Hepatic fibrosis, NASH
Wound healing and repair of injured tissues is an essential biological process which allows directed replacement of dead or damaged cells with connective tissue after injury. The repaired area is addressed as a scar. Hence, scarring represents a survival mechanism that is conserved throughout evolution and appears to be most pronounced in humans.
Nonalcoholic fatty liver disease (NAFLD) is the most common cause of chronic liver disease in the developed countries. The disease extends to nonalcoholic steatohepatitis (NASH), that can further progress to fibrosis and cirrhosis and is associated with an increased risk of cardiovascular mortality and type 2 diabetes mellitus. Cirrhosis due to NASH increases the risk of hepatocellular carcinoma and NASH contributes substantially to the population burden of hepatocellular cancer. The risk factors and comorbidities for NAFLD and NASH appear to be similar and include obesity, type 2 diabetes, and dyslipidemia. Further, increased age is associated with a worsened disease progression, prognosis and mortality. There is evidence suggesting male sex as a significant risk factor.
NASH generally presents as a silent disease with only minor or no symptoms. In the fatty liver, deposits of fat cause liver enlargement and inflammation. In early stages, patients feel well, but may discover upon routine serological testing that liver enzymes are elevated, thus prompting further examination. However, some patients may experience fatigue, weight loss, and weakness. These symptoms are more common in those who have advanced NASH and liver fibrosis. A patient with cirrhosis will likely experience fluid retention, muscle wasting, bleeding from the intestines, and liver failure.
The first therapeutic approach in NASH and liver fibrosis is to eradicate the underlying causes of the chronic inflammation, as far as possible. Obese patients should normalize their excessive food intake, and HBV and HCV infected patients should be treated with antivirals. Although partial reversal of liver fibrosis is observed in some cases, complete remodeling to cirrhosis can hardly be prevented. There are currently no approved therapies for NASH and liver fibrosis. The only option left in end stage liver disease is liver transplantation, although this is only available for a very limited group of patients.

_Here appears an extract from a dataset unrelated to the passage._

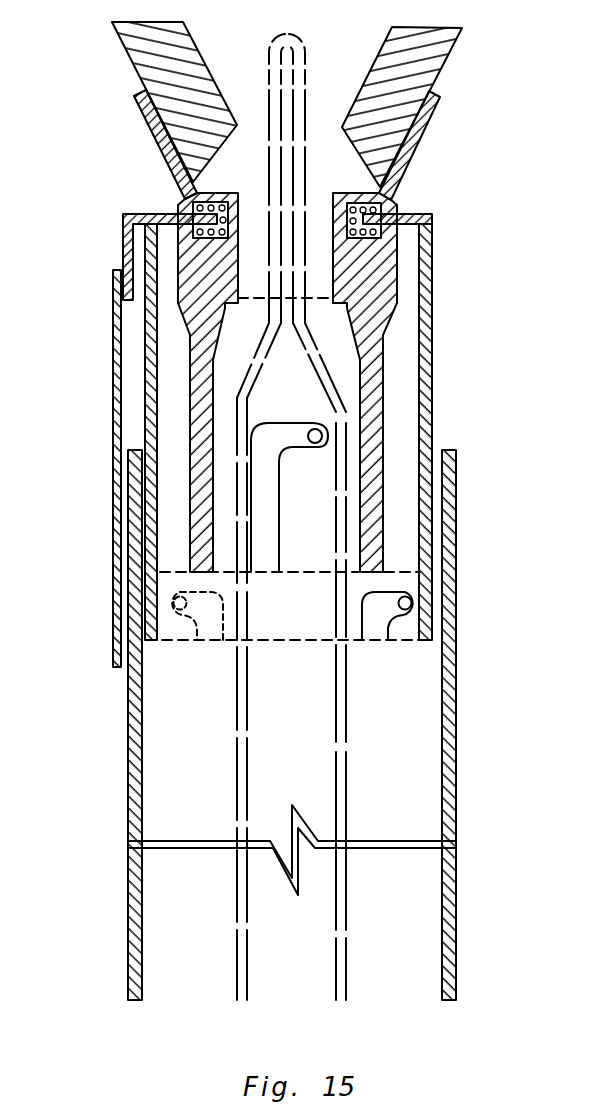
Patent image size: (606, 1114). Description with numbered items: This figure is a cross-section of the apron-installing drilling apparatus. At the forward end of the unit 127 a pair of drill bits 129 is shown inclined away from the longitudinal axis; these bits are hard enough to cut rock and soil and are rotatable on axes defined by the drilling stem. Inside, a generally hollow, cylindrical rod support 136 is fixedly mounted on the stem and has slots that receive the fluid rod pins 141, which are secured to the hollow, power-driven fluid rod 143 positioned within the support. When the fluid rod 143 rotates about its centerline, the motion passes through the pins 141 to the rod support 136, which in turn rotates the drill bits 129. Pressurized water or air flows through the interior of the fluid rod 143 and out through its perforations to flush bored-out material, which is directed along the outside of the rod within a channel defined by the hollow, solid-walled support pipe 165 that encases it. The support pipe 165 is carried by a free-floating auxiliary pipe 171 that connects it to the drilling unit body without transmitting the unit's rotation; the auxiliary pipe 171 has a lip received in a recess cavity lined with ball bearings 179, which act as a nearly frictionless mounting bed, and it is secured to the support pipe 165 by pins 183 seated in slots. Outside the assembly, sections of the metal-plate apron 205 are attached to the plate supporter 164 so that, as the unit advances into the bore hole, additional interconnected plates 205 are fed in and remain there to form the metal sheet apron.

Adenocarcinomas make up 95 percent of all colorectal cancer cases. In the gastrointestinal tract, adenocarcinomas develop in the cells of the lining inside the colon and/or the rectum. They typically start as a growth of tissue called a polyp. A particular type of polyp, called an adenoma, may develop into cancer. Polyps are often removed during a routine colonoscopy before they may develop into cancer.

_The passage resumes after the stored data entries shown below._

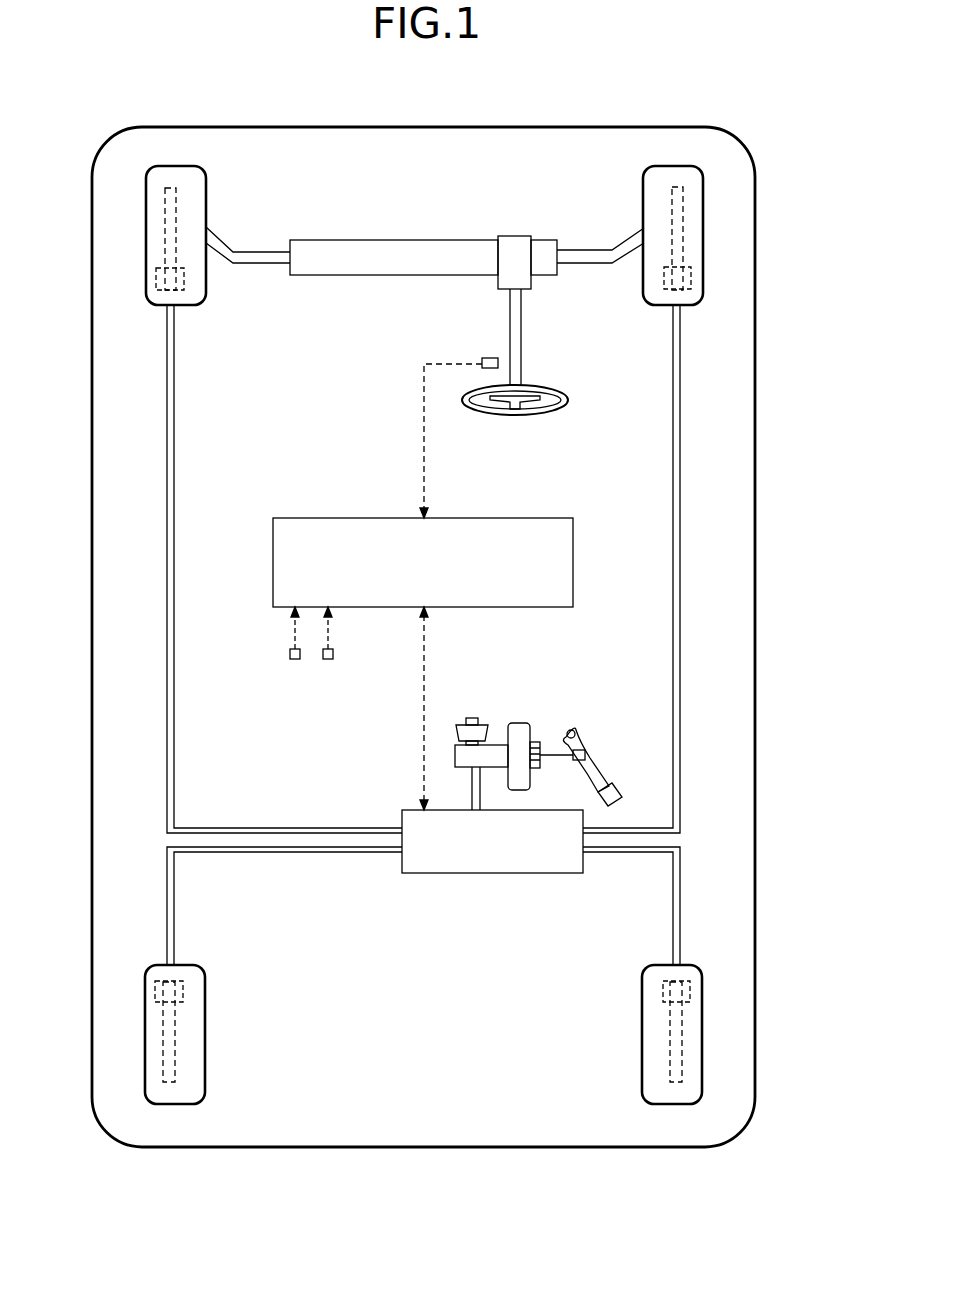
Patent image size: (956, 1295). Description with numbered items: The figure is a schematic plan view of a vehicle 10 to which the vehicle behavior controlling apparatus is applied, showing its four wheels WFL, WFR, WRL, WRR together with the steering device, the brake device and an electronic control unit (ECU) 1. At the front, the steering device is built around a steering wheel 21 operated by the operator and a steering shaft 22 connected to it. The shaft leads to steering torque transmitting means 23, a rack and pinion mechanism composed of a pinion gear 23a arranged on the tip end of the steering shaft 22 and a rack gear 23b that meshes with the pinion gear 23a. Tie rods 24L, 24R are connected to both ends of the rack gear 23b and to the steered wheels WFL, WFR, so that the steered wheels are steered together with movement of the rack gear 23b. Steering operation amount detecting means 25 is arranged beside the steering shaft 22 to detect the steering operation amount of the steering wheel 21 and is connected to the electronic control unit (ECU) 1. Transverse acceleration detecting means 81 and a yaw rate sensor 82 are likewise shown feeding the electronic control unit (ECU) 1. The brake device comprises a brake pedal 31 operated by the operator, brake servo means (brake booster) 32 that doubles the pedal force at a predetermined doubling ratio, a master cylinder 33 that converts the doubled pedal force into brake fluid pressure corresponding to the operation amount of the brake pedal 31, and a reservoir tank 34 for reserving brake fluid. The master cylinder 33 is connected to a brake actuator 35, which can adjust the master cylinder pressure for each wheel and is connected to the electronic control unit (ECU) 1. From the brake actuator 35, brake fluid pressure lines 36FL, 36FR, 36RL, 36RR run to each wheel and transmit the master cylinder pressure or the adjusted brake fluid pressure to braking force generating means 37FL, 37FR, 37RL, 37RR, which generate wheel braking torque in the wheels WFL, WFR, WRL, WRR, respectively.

The electronic control unit (ECU) 1 is at (487, 516).
The vehicle 10 is at (610, 127).
The steering wheel 21 is at (527, 418).
The steering shaft 22 is at (523, 367).
The steering torque transmitting means 23 is at (423, 220).
The pinion gear 23a is at (515, 236).
The rack gear 23b is at (418, 240).
The tie rod 24L is at (232, 247).
The tie rod 24R is at (618, 245).
The steering operation amount detecting means 25 is at (490, 358).
The brake pedal 31 is at (600, 768).
The brake servo means (brake booster) 32 is at (522, 723).
The master cylinder 33 is at (496, 745).
The reservoir tank 34 is at (470, 718).
The brake actuator 35 is at (490, 875).
The brake fluid pressure line 36FL is at (166, 790).
The brake fluid pressure line 36FR is at (682, 790).
The brake fluid pressure line 36RL is at (166, 865).
The brake fluid pressure line 36RR is at (682, 860).
The braking force generating means 37FL is at (156, 278).
The braking force generating means 37FR is at (691, 277).
The braking force generating means 37RL is at (155, 992).
The braking force generating means 37RR is at (690, 992).
The transverse acceleration detecting means 81 is at (293, 662).
The yaw rate sensor 82 is at (329, 662).
The wheel WFL is at (206, 205).
The wheel WFR is at (642, 205).
The wheel WRL is at (206, 1055).
The wheel WRR is at (641, 1055).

In the mesenchymal subtype colon epithelial tumors, the PDGF-ß-receptor is typically over-expressed by stromal cells of mesenchymal origin. Tumor cells may also acquire PDGF-ß-receptor expression following epithelial-to-mesenchymal transition, which occurs during metastasis formation.
PDGF-ß-receptor expression in primary colon cancer is correlated with short disease-free and overall survival and the receptor likely contributes to the aggressive phenotype of colorectal tumors.